Thanksgiving, the official kickoff of the holiday season, is a day devoted to being near loved ones and eating delicious home-cooked food — but it can also trigger painful memories, lead to dinner-table confrontations and simply stress many of us out. Learning to embrace our mixed emotions about the holidays may be key to truly enjoying the day, a psychotherapist says.
WASHINGTON — Thanksgiving, the official kickoff of the holiday season, is a day devoted to being near loved ones and eating delicious home-cooked food — but it can also trigger painful memories, lead to dinner-table confrontations and simply stress many of us out.
In other words: It’s the most wonderful/dreadful time of the year.
But it turns out that learning to embrace our mixed emotions about the holidays may be key to enjoying the day, according to psychotherapist Robi Ludwig.
“It’s normal to have ambivalent feelings going into the holidays for a whole host of reasons,” she told WTOP in an interview. “And if you make room for that, then the gathering can be much more pleasurable, instead of just expecting to have good feelings, which is not fair to one’s self or the other people in the room. And I think it will heighten everyone’s ability to enjoy the reality of the day.”
Other tips for dealing with family dysfunction during Thanksgiving?
Consider seating arrangements to keep clashing personalities at bay. Make your living room or another space a “politics-free zone.” And maybe stay off social media if you find that scrolling past a highlight reel of other people’s happy holidays is giving you the blues.

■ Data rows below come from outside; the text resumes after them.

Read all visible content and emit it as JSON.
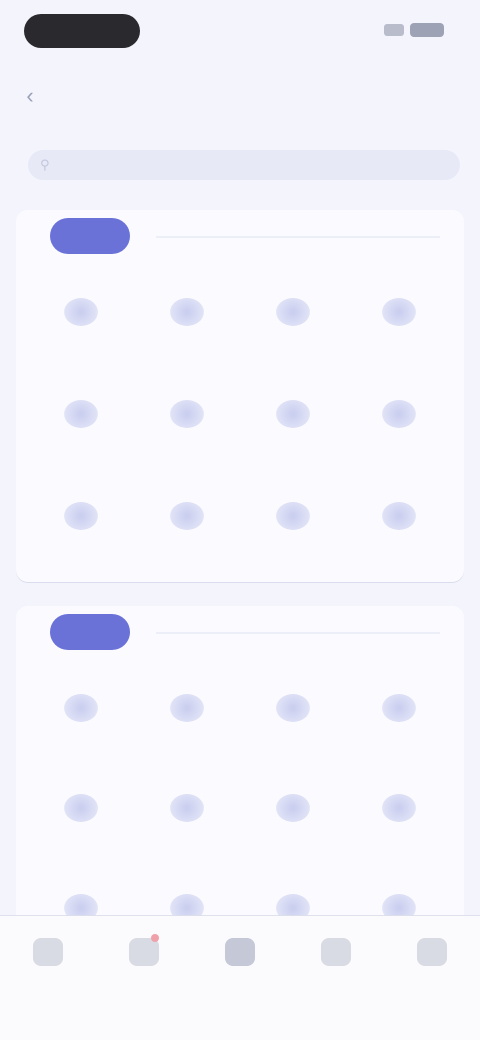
{
  "status_bar": {
    "time": "",
    "signal_icon": "signal-icon",
    "battery_icon": "battery-icon"
  },
  "nav": {
    "title": "",
    "back_icon": "back-arrow-icon"
  },
  "search": {
    "placeholder": "",
    "icon": "search-icon"
  },
  "sections": [
    {
      "tag": "",
      "more": "",
      "items": [
        {
          "label": "",
          "icon": "app-icon"
        },
        {
          "label": "",
          "icon": "app-icon"
        },
        {
          "label": "",
          "icon": "app-icon"
        },
        {
          "label": "",
          "icon": "app-icon"
        },
        {
          "label": "",
          "icon": "app-icon"
        },
        {
          "label": "",
          "icon": "app-icon"
        },
        {
          "label": "",
          "icon": "app-icon"
        },
        {
          "label": "",
          "icon": "app-icon"
        },
        {
          "label": "",
          "icon": "app-icon"
        },
        {
          "label": "",
          "icon": "app-icon"
        },
        {
          "label": "",
          "icon": "app-icon"
        },
        {
          "label": "",
          "icon": "app-icon"
        }
      ]
    },
    {
      "tag": "",
      "more": "",
      "items": [
        {
          "label": "",
          "icon": "app-icon"
        },
        {
          "label": "",
          "icon": "app-icon"
        },
        {
          "label": "",
          "icon": "app-icon"
        },
        {
          "label": "",
          "icon": "app-icon"
        },
        {
          "label": "",
          "icon": "app-icon"
        },
        {
          "label": "",
          "icon": "app-icon"
        },
        {
          "label": "",
          "icon": "app-icon"
        },
        {
          "label": "",
          "icon": "app-icon"
        },
        {
          "label": "",
          "icon": "app-icon"
        },
        {
          "label": "",
          "icon": "app-icon"
        },
        {
          "label": "",
          "icon": "app-icon"
        },
        {
          "label": "",
          "icon": "app-icon"
        }
      ]
    }
  ],
  "tab_bar": {
    "items": [
      {
        "label": "",
        "icon": "home-icon"
      },
      {
        "label": "",
        "icon": "message-icon",
        "badge": true
      },
      {
        "label": "",
        "icon": "grid-icon",
        "active": true
      },
      {
        "label": "",
        "icon": "cart-icon"
      },
      {
        "label": "",
        "icon": "profile-icon"
      }
    ]
  },
  "colors": {
    "background": "#f4f5fc",
    "accent": "#6a72d8",
    "badge": "#f0a0a8"
  }
}
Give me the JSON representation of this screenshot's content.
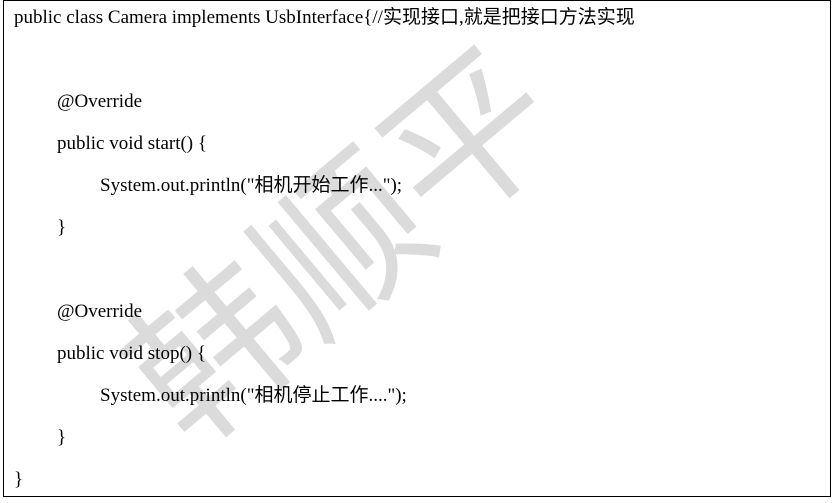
{
  "code": {
    "lines": [
      "public class Camera implements UsbInterface{//实现接口,就是把接口方法实现",
      "@Override",
      "public void start() {",
      "System.out.println(\"相机开始工作...\");",
      "}",
      "@Override",
      "public void stop() {",
      "System.out.println(\"相机停止工作....\");",
      "}",
      "}"
    ]
  },
  "watermark": {
    "text": "韩顺平",
    "color": "#d9d9d9"
  }
}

So why are the holidays so stressful for so many people?
“No. 1, there’s a lot of imagery that surrounds the holidays,” Ludwig said. “This mythic fantasy of how things should look like and how things should be and this idea that somehow other families might be doing Thanksgiving or the holidays in a much more pleasurable or perfect way. … And then we have to enter our own family, and anything that has to do with families — there’s some baggage there.”
It’s important to be honest with yourself, she said.
“Whenever we enter into a family gathering, there’s going to be feelings of love and then there’s going to be feelings of some negativity,” Ludwig said. “And so if we acknowledge the reality, then I think it’s easy to be less disappointed.”
Another potential holiday stressor? The polarized political climate.
A 2017 AP-NORC poll found that just two in 10 Americans said they planned to talk politics around the Thanksgiving dinner table. But with the drama in D.C. continuing to play out in the aftermath of the midterm elections, many people may find they just can’t hold their tongues.
Some households have imposed a firm no-politics rule. But if it does find its way into the conversation, you have to come at it with the right mindset, Ludwig said.
For one thing, you’re not going to convince Uncle Harold of the rightness of your position over a slice of pumpkin pie.
“You have to somehow be open to understanding that they may have a different perspective, be curious about where their different perspective is coming from and understand that you cannot change their position,” Ludwig said. “And this in some ways can be a tremendous relief, because you’re just going in with the goal to understand where the person’s coming from. And to give yourself credit for talking to somebody who has a different point of view.”
Rather than banning political talk outright, some etiquette experts have recommended setting up a dedicated space for talking political turkey.
“Give people a choice: Have a designated room where people can talk about it and then leave the room if they’ve had enough,” Ludwig said.
Finally, don’t be too hard on yourself.
“People have all different kinds of feelings going into different holiday settings,” Ludwig said.
“Sometimes they don’t want to reveal it’s been a difficult year. Sometimes they don’t want to be that exposed. And so I think what’s important is to go in trying to get the most that you can out of it, try to appreciate the people that you’re with, try to come from a place of being as grateful as you can, but have a backup plan in case you need to take a break or leave early.”